By Shenonymous, January 16, 2012 at 5:58 am Link to this comment

The American people are being set up, isn’t it obvious, by the
power hungry Republicans?  Apparently Mr. Sheer has missed it. 
Or perhaps pretending to be omniscient, he is part of what is to
be a national catharsis.  Everybody knows Mitt Romney will be
their candidate, all of the contenders, Huntsman the latest planned
casualty, Santorum, Paul, and Gingrich will all fall into the political
toilet, very soon.  The last several months has been the best strategy
to get out all the Romney warts that have existed in the people’s
mental furniture to try to “cleanse” them, baptize them, and raise
him from his grave before he faces the intellect and cunning of
Barack Obama.  The contention, hostility, and oddness has been a
clever satire.  Sheer thinks it is going to be a ho hum political year. 
Don’t bank on it, he… and you will go broke and will have to borrow
money to save the farm.  You don’t think for a second the Republicans
will let anything as important to them as the election up to chance, do
you?

The onslaught of the Republican candidates, the literal aggression and
invasion by all of them has merely been to ferret out, to dig as deep as
possible every and any verruga peruviana, every vestige of his political
vulnerability in order to give Romney practice sessions hoping he will be
able to withstand everything with which Obama and the Democrats (call
it a machine if you want) will bombard him.
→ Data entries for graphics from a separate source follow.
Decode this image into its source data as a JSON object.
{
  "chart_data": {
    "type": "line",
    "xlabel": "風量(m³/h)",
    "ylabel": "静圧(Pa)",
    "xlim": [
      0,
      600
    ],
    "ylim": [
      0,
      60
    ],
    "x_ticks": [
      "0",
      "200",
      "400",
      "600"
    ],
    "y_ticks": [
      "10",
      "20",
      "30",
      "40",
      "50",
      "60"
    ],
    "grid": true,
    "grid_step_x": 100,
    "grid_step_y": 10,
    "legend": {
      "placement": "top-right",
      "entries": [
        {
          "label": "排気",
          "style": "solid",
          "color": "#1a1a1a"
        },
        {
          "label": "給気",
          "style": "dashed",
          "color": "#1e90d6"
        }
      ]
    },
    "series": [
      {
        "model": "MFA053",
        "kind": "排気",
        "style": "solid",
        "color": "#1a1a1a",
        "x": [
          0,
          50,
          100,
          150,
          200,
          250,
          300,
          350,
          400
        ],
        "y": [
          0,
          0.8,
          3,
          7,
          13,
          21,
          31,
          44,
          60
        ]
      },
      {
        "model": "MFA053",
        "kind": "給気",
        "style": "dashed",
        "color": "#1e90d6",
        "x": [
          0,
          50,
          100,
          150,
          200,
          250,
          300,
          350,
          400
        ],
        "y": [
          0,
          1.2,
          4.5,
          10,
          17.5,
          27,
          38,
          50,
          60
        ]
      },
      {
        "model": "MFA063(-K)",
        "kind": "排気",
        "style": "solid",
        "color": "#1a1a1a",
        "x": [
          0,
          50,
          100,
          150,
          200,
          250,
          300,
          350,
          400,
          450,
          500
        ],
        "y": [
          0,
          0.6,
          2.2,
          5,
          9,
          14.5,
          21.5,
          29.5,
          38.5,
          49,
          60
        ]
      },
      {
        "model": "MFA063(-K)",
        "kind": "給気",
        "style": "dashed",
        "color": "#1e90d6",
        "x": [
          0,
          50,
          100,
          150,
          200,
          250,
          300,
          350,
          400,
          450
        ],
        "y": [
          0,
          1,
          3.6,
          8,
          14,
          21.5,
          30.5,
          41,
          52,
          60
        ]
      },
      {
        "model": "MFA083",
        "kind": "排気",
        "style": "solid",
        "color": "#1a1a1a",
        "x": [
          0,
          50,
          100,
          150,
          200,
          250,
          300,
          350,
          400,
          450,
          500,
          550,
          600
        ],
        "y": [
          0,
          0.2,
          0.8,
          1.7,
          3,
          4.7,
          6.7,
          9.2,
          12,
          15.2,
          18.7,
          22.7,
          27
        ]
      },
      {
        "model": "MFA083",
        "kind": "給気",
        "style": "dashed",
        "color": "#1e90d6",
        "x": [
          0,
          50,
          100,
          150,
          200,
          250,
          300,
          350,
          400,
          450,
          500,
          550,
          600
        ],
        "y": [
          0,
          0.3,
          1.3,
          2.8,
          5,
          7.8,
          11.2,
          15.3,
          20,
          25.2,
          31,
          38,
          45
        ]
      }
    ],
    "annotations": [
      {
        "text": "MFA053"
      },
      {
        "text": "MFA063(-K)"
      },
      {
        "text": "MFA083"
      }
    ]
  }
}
Incongruity is a characteristic of theatrical comedy, which, in staging
politics, is the way politicians pretend to be opposed to the way they
really are.  Romney’s pretenses are his weak spots.  Using the devices
of both high and low comedy, it has been an incredible burlesque of
breaking the proscenium by each of the candidates, meaning their
peculiar asides to the audience (who are thought to be the gullible
American people) that exposes hazard Romney could face.  I mean
just look at the parade of clowns.  They have all attended the
Republican School for Scoundrels.  Their comedy of situations where
character and ideas are made to appear as “minor” hidden identities,
oh yeah, with egregious (allegedly surprising) discoveries, definitely
reversals used as a tactic, and so forth, that farcical devices, but to
those who are conscious these funny men and women are a whole lot
less unrealistic, they are… menacing.  It is in reality a malignant fate
we in middle America face should the Republican’s hoodwink us into
another regime of misfortune.

No, it is not going to be a mere dull domestic comedy, this is going to be
serious drama, and a serious tragedy if Romney, or just on the outside
chance it is another Republican, gets any nationwide traction at all.  But
we are being set us up for it.  Aren’t we?